While we’re on the subject of washer settings, avoid the delicate cycle. That may run contrary to your beliefs, but it uses more water than other washing modes to prevent friction—and a higher ratio of water to fabric actually increases fiber shedding.
Finally, skip the dryer altogether. We can’t emphasize this enough: heat can shorten the life of materials and make them more likely to break in the next load of laundry. Fortunately, synthetic clothing dries fast, so hang it outside or over your shower rod instead—you might even save money by not running your dryer so frequently.
Once your clothes are washed and dried, don’t go back to the washer for a while.
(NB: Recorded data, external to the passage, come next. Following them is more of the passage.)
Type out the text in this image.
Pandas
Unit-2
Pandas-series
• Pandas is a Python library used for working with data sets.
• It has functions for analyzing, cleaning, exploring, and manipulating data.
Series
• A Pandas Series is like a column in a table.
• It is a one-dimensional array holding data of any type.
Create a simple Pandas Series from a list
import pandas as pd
Many items don’t need to be washed after every use, so put those shorts or that shirt back in the dresser for another wear or two if it doesn’t smell like wet dog after one use. If there’s just one dirty spot, wash it out by hand instead of starting a load.
There are also several tools you can use to reduce microfiber shedding. Guppyfriend makes a laundry bag specifically designed to capture broken fibers and microplastic waste, but also to prevent fiber breakdown in the first place by protecting clothing. Just place your synthetics inside, zip it shut, toss it in the washer, and pick out any and dispose of any microplastic lint that gets caught in the corners of the bag. Even standard laundry bags help reduce friction, so those are an option as well.
A separate lint filter that attaches to your washing machine’s discharge hose is another effective and endlessly reusable option, shown to reduce microplastics by up to 80 percent. But don’t spring for those laundry balls that are supposedly meant to catch microfibers in the wash: the beneficial results are comparatively minimal.
As for detergent, many popular brands contain plastic, including those handy pods, which break down into microplastic particles in the washing machine. But finding out which detergents are the culprits requires some digging. Learn how to find out if your detergent is really environmentally friendly before you restock, or consider making your own. Then take care of your synthetics, starting on laundry day.